Recently needed to extract a small "chunk" from a collection of adjacent MrSid mosaics, each about 4Gb in size. Once again, GDAL came to the rescue, and saved much time and agony wile working with very large, compressed, and proprietary-format files. Two lessons learned:

  1. The GDAL VRT format can save a lot of time and effort by providing access to a collection of files without actually altering the originals.
  2. ArcGIS 9.x does not like BigTIFF files. When file sizes approach or exceed 4Gb, the HFA format is a nice alternative.

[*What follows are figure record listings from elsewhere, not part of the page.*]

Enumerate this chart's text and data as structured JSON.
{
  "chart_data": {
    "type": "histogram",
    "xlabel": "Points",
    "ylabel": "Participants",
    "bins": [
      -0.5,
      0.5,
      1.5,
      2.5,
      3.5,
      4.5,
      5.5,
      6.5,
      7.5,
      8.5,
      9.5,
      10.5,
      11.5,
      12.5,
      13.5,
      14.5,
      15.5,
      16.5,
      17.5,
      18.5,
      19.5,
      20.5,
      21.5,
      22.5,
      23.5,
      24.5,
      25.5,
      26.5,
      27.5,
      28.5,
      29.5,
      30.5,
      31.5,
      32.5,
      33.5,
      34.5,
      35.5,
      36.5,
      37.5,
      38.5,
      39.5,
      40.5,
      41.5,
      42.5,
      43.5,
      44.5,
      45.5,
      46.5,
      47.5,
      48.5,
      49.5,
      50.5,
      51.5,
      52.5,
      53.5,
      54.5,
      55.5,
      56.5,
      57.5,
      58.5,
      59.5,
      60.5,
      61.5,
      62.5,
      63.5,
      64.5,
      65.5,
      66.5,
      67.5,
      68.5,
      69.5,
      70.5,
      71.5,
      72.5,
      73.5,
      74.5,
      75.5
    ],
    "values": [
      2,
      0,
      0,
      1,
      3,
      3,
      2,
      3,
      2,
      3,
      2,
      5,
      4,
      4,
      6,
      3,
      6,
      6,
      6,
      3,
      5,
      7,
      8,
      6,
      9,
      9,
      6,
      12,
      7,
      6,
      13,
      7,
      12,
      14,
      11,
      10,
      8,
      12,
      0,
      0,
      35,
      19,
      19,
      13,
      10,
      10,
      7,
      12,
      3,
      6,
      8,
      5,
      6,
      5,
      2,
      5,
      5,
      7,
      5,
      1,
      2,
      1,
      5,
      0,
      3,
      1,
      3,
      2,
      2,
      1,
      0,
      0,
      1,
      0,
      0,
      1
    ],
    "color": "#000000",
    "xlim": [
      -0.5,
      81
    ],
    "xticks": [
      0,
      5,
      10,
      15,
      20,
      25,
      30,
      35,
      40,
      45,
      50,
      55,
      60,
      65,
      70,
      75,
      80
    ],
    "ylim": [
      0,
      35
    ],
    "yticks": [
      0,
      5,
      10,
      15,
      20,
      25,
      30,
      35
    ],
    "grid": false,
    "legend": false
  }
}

 Have patience, subsetting a chunk out of 5 adjacent MrSid files (4Gb each) took about 7 hours. Fun experiment: extract sub-chunks from each of the constituent sid files and distribute across CPU cores.

Example Code

# check projections: OK all are NAD_1983_UTM_Zone_11N
for x in *.sid; do gdalinfo $x | grep "^PROJCS\[" ; done

# BBOX for sub-image
n=4122720
s=4017900
w=322890
e=389430

# make VRT combining all MrSid images
gdalbuildvrt -srcnodata "0" merged.vrt *.sid

# extract sub-region from VRT
# note format: ulx uly lrx lry
# works in QGIS, or other GDAL-based based GIS applications
gdal_translate --config GDAL_CACHEMAX 640 \
-ot Byte -of GTiff -a_nodata 0 \
-projwin 322890 4122720 389430 4017900 \
-co "TFW=YES" -co "COMPRESS=LZW" -co "BIGTIFF=YES" \
merged.vrt seki_merged.tif

# arcmap 9.x hates biftiffs! -- use HFA
# this has to be created from the source dataset, not the .tif above
# seems to work fine in ArcGIS 9.3
gdal_translate --config GDAL_CACHEMAX 640 \
-ot Byte -of HFA -a_nodata 0 \
-projwin 322890 4122720 389430 4017900 \
merged.vrt seki_merged.img